Megaloblastic anaemia was diagnosed in 175 patients with anaemia. Assays were done on 120 patients (55 were lost to follow up) and results showed cobalamin deficiency in 78 patients (65%), combined cobalamin and folate deficiency in 20 patients (12%) and pure folate deficiency in 8 patients (6%). Fifteen per cent of patients had normal or high values of both vitamins, having received blood or haematinics before the diagnosis was established. The peak incidence of megaloblastic anaemia was in the age group of 10-30 years (48%), with female preponderance (71%). The predominant symptoms were fatigue, anorexia and gastritis, low grade fever, shortness of breath, palpitations and mild jaundice.

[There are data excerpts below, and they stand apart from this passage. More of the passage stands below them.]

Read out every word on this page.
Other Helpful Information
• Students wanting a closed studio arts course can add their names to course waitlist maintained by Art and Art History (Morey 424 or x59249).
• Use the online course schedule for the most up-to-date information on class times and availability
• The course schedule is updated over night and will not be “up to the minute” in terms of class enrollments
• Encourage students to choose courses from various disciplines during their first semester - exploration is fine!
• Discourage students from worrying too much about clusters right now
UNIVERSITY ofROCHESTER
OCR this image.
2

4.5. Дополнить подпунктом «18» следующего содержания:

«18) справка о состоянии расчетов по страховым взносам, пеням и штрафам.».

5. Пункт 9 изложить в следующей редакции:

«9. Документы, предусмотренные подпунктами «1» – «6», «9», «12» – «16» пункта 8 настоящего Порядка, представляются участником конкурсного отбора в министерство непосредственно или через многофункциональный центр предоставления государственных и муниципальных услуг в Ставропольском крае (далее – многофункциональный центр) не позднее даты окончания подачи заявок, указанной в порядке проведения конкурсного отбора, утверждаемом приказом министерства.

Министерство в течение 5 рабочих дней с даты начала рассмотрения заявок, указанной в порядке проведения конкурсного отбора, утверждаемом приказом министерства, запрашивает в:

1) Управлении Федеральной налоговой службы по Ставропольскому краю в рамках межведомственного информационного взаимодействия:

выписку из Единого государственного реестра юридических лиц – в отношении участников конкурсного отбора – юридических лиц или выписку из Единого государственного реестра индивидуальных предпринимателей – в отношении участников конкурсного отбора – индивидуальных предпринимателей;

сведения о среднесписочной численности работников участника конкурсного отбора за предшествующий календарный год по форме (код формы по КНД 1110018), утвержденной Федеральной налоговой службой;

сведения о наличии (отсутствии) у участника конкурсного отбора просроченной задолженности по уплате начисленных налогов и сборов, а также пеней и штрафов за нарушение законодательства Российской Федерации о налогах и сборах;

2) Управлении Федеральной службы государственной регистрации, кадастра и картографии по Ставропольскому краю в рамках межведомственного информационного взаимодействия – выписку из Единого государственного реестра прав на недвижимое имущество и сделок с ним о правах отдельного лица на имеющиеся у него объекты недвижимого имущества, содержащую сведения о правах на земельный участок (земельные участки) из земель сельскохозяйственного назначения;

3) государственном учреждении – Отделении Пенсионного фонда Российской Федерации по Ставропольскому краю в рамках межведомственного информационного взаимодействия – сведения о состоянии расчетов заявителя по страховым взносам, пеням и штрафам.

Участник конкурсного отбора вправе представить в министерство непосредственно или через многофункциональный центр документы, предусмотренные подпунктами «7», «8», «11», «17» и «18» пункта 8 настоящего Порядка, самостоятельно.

Twenty-five per cent of patients were on acid-suppressing medication and 15% had previous transfusion for anaemia. Eighty-seven per cent of patients with cobalamin deficiency and 75% with folate deficiency were lactovegetarians. In the combined deficiency cohort, 71% were vegetarians and 29% were occasional non-vegetarians. Physical findings were pallor (85%), glossitis (29%), mild icterus (25%) and hyperpigmentation (18%). Abnormal haematological findings were mean corpuscular volume 77-123 fL (9 patients had iron deficiency), red cell distribution width 16%-44%, pancytopenia in 62% of patients, reticulocyte count > 2% in 42% of patients and typical megaloblastic blood films in all patients. Bone marrow smears available in 22 patients showed moderate-to-severe megaloblastosis. Thirty-two per cent of patients in whom liver function tests were done showed indirect bilirubinaemia with normal enzymes.
Megaloblastic anaemia was diagnosed from complete blood counts, red cell indices, blood film examination and assays of the two vitamins. Bone marrow examination was not essential for diagnosis. Cobalamin deficiency was the major cause of megaloblastosis. Aetiological factors were a diet poor in cobalamin or folate, increased requirements during the growth period and pregnancy, and the use of acid-suppressing medication. Physicians managing these patients need to be aware of the timing of blood sampling for assays, that haematinics and transfusions provide only short term benefits, and that long term follow up and diet counselling is crucial.
巨幼细胞贫血在印度并不罕见,但关于其患病率、病因及诱发因素的数据并不充分。我们开展了一项前瞻性研究,以记录巨幼细胞贫血患者的此类数据。
本研究纳入了在6个月期间前来我院就诊、血红蛋白<10 g/dl和/或平均红细胞体积>95 fL且血涂片检查结果符合巨幼细胞贫血的所有患者。记录人口统计学数据、饮食、药物摄入情况、既往输血史及就诊时症状。临床检查结果来自患者的病历。进行了全血细胞计数、血涂片检查、网织红细胞计数以及钴胺素和叶酸检测。肝功能检查结果及骨髓涂片可供查阅。
175例贫血患者被诊断为巨幼细胞贫血。对120例患者进行了检测(55例失访),结果显示78例患者(65%)存在钴胺素缺乏,20例患者(12%)同时存在钴胺素和叶酸缺乏,8例患者(6%)为单纯叶酸缺乏。15%的患者在确诊前接受过输血或服用过补血剂,两种维生素水平正常或偏高。巨幼细胞贫血的发病高峰年龄在10 - 30岁组(48%),女性占优势(71%)。主要症状为疲劳、厌食、胃炎、低热、气短、心悸及轻度黄疸。25%的患者正在服用抑酸药物,15%的患者既往因贫血接受过输血。87%的钴胺素缺乏患者和75%的叶酸缺乏患者为乳类素食者。在合并缺乏组中,71%为素食者,29%为偶尔非素食者。体格检查发现面色苍白(85%)、舌炎(29%)、轻度黄疸(25%)及色素沉着(18%)。血液学异常表现为平均红细胞体积77 - 123 fL(9例患者存在缺铁),红细胞分布宽度16% - 44%,62%的患者全血细胞减少,42%的患者网织红细胞计数>2%,所有患者均有典型的巨幼细胞血涂片表现。22例患者的骨髓涂片显示中度至重度巨幼细胞变。进行肝功能检查的患者中,32%表现为间接胆红素血症但酶正常。
通过全血细胞计数、红细胞指数、血涂片检查及两种维生素检测可诊断巨幼细胞贫血。骨髓检查对诊断并非必需。钴胺素缺乏是巨幼细胞变的主要原因。病因包括饮食中钴胺素或叶酸缺乏、生长期及孕期需求增加以及使用抑酸药物。诊治这些患者的医生需要了解检测的采血时间,补血剂和输血仅提供短期益处,长期随访及饮食咨询至关重要。